Villa knew they were up against it ahead of Thursday night’s game as there have only been three previous examples in UEFA’s three cup competitions of a team losing a first leg at home by two (or more) goals before going on to advance to the next round.

Mendilibar said pre-match that a “great weapon” up the sleeve of his side’s opponents is Emery “100 per cent believes” they can still knock Olympiacos out. But their defensive solidarity only added to Villa’s frustrations and any remaining nervous energy among his players would have evaporated when El Kaabi struck yet again with ten minutes to go to grab his fifth goal (and his 32nd of the season) to make it a 6-2 aggregate victory.

This season has been very demanding for Villa.
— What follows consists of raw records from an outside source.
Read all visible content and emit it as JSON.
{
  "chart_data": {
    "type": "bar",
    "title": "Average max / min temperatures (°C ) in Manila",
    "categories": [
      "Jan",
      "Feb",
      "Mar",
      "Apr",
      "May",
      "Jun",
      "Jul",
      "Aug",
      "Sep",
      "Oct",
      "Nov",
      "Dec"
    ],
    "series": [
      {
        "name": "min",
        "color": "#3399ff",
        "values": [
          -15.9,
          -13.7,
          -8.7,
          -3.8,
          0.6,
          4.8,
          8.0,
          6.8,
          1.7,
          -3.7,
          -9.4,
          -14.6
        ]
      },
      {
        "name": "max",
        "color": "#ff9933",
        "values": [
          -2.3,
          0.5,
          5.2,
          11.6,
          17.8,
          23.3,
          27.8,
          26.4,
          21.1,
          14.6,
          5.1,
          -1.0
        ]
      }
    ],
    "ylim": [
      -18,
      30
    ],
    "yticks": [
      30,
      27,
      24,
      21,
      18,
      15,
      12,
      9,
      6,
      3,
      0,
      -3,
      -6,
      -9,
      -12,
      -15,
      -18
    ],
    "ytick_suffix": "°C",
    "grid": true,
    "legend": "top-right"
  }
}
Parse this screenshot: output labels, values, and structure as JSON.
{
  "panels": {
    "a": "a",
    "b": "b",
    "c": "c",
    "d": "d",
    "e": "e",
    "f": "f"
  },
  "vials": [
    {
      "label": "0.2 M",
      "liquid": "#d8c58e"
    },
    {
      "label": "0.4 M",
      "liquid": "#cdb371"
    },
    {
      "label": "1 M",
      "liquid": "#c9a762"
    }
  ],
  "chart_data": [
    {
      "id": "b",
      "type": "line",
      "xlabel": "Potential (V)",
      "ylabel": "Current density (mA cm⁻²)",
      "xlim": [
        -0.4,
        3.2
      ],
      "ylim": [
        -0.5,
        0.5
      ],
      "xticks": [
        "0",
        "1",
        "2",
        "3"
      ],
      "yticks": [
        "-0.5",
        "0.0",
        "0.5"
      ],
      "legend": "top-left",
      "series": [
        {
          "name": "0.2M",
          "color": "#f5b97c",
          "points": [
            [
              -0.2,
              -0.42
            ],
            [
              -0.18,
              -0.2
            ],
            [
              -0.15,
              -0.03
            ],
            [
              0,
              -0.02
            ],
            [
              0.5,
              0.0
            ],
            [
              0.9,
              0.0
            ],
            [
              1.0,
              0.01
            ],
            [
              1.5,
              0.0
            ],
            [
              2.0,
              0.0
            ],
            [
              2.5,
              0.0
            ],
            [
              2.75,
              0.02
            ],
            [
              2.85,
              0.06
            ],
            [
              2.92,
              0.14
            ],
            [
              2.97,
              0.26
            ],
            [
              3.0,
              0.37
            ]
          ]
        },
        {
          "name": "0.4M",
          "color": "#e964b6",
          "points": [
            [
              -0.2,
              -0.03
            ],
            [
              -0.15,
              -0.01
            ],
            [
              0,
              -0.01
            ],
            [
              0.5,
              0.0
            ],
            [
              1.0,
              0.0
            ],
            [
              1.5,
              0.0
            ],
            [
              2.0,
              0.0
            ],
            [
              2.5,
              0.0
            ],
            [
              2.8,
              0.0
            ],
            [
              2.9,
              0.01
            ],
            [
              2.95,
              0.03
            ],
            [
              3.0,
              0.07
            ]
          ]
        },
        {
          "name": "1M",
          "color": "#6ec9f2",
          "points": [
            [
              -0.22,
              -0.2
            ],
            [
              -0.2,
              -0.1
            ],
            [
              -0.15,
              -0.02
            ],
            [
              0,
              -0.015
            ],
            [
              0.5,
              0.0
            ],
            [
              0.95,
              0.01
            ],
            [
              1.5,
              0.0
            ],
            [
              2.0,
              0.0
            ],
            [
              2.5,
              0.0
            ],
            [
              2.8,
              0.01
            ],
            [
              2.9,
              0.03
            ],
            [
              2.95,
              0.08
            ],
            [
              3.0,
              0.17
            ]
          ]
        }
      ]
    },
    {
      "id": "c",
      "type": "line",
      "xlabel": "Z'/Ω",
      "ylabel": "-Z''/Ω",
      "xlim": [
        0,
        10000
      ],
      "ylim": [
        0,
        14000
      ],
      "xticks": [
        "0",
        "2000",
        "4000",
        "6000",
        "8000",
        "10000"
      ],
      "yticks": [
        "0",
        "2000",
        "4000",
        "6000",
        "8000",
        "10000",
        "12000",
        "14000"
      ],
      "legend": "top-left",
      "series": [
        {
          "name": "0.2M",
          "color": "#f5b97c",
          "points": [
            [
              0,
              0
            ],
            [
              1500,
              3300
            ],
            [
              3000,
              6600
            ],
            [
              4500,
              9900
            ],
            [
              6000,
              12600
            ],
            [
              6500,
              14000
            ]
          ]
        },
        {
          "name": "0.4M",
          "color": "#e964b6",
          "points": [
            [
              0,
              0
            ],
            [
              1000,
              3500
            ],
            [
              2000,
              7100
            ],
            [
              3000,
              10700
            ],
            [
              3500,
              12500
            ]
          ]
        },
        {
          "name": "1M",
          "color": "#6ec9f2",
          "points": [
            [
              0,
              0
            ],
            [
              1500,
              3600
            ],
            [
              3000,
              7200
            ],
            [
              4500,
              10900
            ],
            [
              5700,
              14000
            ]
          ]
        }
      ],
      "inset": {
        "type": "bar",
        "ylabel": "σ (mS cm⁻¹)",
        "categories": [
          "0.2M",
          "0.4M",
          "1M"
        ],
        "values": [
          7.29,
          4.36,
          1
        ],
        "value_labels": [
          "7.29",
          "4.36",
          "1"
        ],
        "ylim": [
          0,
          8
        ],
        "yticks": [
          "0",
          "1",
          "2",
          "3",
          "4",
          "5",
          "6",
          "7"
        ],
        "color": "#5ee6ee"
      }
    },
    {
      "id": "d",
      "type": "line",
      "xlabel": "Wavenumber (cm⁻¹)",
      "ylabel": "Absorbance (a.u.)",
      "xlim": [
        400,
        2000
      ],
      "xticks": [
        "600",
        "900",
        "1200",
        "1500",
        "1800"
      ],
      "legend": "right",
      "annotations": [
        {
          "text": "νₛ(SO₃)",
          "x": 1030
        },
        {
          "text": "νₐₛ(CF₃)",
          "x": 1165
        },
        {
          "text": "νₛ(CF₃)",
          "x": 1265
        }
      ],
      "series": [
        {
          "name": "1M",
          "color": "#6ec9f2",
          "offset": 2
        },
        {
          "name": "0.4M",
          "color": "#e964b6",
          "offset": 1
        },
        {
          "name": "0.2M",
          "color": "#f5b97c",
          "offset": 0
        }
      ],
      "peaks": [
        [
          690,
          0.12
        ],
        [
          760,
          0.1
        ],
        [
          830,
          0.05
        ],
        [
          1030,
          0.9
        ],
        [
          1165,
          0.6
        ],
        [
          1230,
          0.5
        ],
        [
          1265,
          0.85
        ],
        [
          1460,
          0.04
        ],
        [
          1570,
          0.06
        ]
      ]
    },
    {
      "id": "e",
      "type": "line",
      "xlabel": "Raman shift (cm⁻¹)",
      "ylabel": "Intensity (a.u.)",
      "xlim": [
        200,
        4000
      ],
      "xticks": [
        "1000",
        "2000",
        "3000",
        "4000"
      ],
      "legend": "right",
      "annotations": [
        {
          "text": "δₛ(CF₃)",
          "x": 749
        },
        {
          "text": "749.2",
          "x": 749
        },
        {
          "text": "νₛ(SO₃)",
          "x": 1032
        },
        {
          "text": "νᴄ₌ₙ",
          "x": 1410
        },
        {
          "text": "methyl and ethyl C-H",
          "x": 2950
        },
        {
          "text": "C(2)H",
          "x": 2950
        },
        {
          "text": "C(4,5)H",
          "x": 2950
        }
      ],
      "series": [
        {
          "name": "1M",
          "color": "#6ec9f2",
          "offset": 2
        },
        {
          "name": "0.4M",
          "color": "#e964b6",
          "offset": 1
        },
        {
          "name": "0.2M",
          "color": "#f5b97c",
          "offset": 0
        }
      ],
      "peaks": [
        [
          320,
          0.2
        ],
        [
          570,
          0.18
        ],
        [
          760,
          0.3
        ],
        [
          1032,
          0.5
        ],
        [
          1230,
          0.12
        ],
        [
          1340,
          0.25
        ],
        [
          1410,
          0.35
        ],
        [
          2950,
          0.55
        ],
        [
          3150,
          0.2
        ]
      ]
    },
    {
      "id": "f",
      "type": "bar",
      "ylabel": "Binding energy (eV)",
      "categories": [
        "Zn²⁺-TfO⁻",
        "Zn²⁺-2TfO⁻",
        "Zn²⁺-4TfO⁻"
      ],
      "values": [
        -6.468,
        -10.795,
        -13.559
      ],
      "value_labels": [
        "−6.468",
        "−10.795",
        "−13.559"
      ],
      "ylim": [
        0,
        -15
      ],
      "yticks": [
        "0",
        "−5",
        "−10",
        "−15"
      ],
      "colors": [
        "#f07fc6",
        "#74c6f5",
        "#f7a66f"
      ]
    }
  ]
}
This is made clear by Emery having to name a reduced bench for the return leg, which included two goalkeepers and an influx of academy products.

Given how rapid Villa’s growth has been under Emery, it’s easy to forget that it’s only around 18 months since Steven Gerrard was in the dugout at Villa Park.

Emery’s work at Villa has further asserted him as a modern managerial great and many expected his expertise in Europe would carry his blossoming side to a European trophy this season.

But the 52-year-old’s squad is stretched thin, with this latest loss meaning they have won just one game in six across all competitions.

Villa have consistently overachieved in the Premier League for most of this season so their end-of-season slump (and Tottenham Hotspur’s more severe woes) mean they are still set to finish fourth and qualify for next year’s Champions League.

This season’s run in Europe is a tease of what’s to come, but this Olympiacos tie was a step too far after they rode their luck in the previous round against Lille.

Few managers have a better track record in European competitions than Emery, but Mendilibar – who won the Europa League with Sevilla last season – has got one over his respected managerial counterpart to etch his name into Olympiacos folklore by guiding the Greek giants into their first-ever European final.